Gagged: Clifton says 'pipe down!'

 

Two months after Clifton Inn celebrated its reopening following a deadly 2003 blaze, its lawyers are requesting a closing of sorts– a closing of mouths.

"They want to shut me up," says Matt Murray, attorney for the family of Trish Langlade, a mother of two who perished in an upstairs Clifton guest room along with Billie Kelly, her colleague at the New York law firm Willkie Farr.

In a Motion for a Protective Order (commonly known as a "gag order") filed April 8 in U.S. District Court, Clifton attorney Cameron Beck of the Richmond firm Morris & Morris claims Murray has made "inflammatory and prejudicial statements regarding the defendants and their legal strategy."

While Beck declines to elaborate, the motion reveals that Murray's comments to the Hook in a February 17 story, "Clifton Hanger: Inn reopens as lawyers press claim," are at the heart of the matter.

In the piece, Murray claims Clifton has mounted a "scorched earth" defense of his $10 million suit by suing a candle-maker, a painting contractor, and– in a suit that has been dropped– another guest at the time of the fire.

Beck alleges that a letter to the Hook's editor by Murray and published in the Hook February 24 was equally damaging.

Beck's motion claims that Murray's statements amount to "trial by press" and "seriously prejudice the defendants' rights to a fair trial."

Murray fires back that "the motion does not deny the truth of what I said." Murray insists that Clifton general manager J.F. Legault's claim in a November 15, 2003 Richmond Times-Dispatch article, "The Inn had smoke alarms and was inspected and updated on all codes," is not true.

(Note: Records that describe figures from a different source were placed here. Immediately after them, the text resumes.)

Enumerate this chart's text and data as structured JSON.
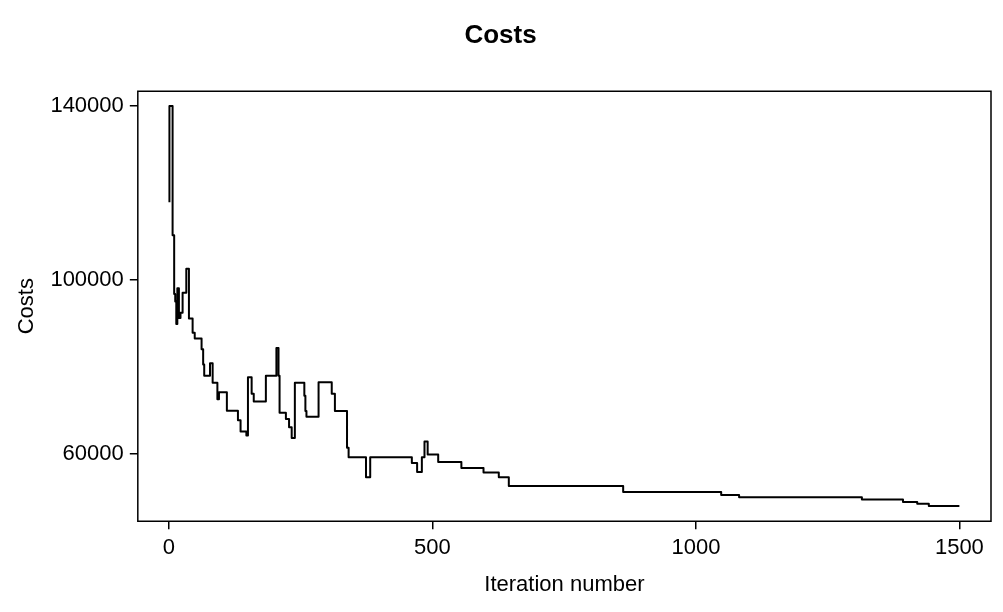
{
  "chart_data": {
    "type": "step",
    "title": "Costs",
    "xlabel": "Iteration number",
    "ylabel": "Costs",
    "x": [
      1,
      7,
      10,
      12,
      14,
      16,
      19,
      22,
      26,
      33,
      38,
      45,
      49,
      62,
      65,
      67,
      78,
      83,
      92,
      95,
      110,
      131,
      136,
      147,
      150,
      157,
      161,
      184,
      204,
      208,
      210,
      222,
      228,
      233,
      239,
      257,
      259,
      261,
      284,
      309,
      315,
      338,
      341,
      374,
      382,
      461,
      471,
      480,
      485,
      491,
      511,
      555,
      597,
      626,
      645,
      862,
      1048,
      1082,
      1315,
      1393,
      1420,
      1442,
      1487,
      1500
    ],
    "values": [
      117800,
      139900,
      110200,
      96700,
      95000,
      89800,
      98000,
      91200,
      92400,
      97000,
      102500,
      91100,
      87800,
      86500,
      84000,
      80500,
      77900,
      80800,
      76300,
      72500,
      74100,
      69900,
      67700,
      65100,
      64200,
      77600,
      73800,
      72000,
      77900,
      84300,
      77900,
      69400,
      68000,
      66100,
      63600,
      76300,
      73300,
      69800,
      68500,
      76400,
      73800,
      69800,
      61400,
      59200,
      54600,
      59200,
      57900,
      55800,
      59200,
      62800,
      59800,
      58100,
      56700,
      55700,
      54600,
      52600,
      51200,
      50500,
      50000,
      49500,
      48900,
      48500,
      48000,
      48000
    ],
    "color": "#000000",
    "xlim": [
      -59,
      1560
    ],
    "xticks": [
      0,
      500,
      1000,
      1500
    ],
    "ylim": [
      44500,
      143300
    ],
    "yticks": [
      60000,
      100000,
      140000
    ],
    "grid": false,
    "legend": false,
    "marker": "none",
    "line_style": "solid"
  }
}
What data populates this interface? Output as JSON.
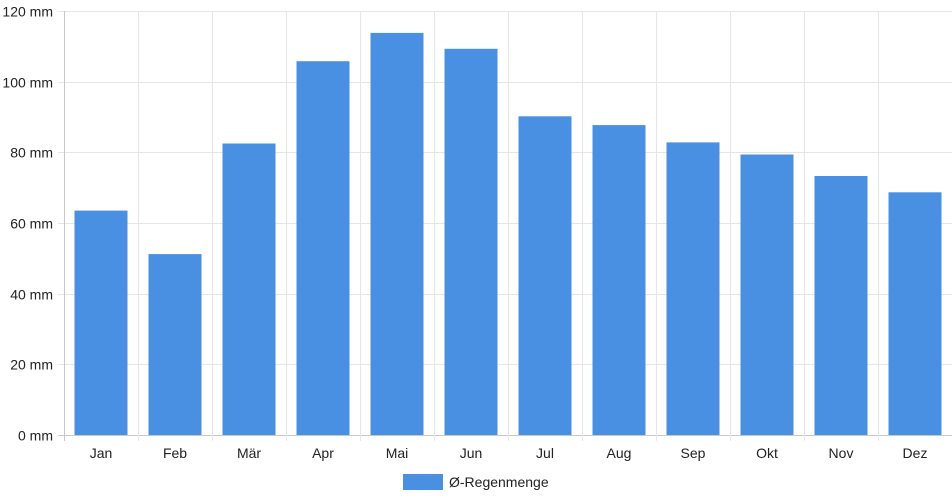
{
  "chart_data": {
    "type": "bar",
    "categories": [
      "Jan",
      "Feb",
      "Mär",
      "Apr",
      "Mai",
      "Jun",
      "Jul",
      "Aug",
      "Sep",
      "Okt",
      "Nov",
      "Dez"
    ],
    "series": [
      {
        "name": "Ø-Regenmenge",
        "values": [
          63.5,
          51.2,
          82.5,
          105.8,
          113.8,
          109.3,
          90.2,
          87.7,
          82.8,
          79.4,
          73.3,
          68.7
        ],
        "color": "#4a90e2"
      }
    ],
    "y_ticks": [
      "0 mm",
      "20 mm",
      "40 mm",
      "60 mm",
      "80 mm",
      "100 mm",
      "120 mm"
    ],
    "ylim": [
      0,
      120
    ],
    "grid": true,
    "legend_position": "bottom-center"
  }
}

"Nothing I've said is a flat lie like that manager's," says Murray, noting that, in fact, the Fire Marshal's report shows that several of the Inn's smoke detectors appeared to be without batteries at the time of the fire.

Legault declines comment on the pending litigation, but he calls the implication that he is a liar "totally inaccurate."

"I think that comments like that are the reason attorneys would file such motions," he says of the request for a gag order.

Murray is unmoved.

"In my 30 years of practicing law in Charlottesville," he says, "this is the first time in a civil case I've seen a party attempt to muzzle the opposition."

At press time, Murray was preparing a counter-motion. The matter goes before U.S. District Court Judge B. Waugh Crigler on May 11.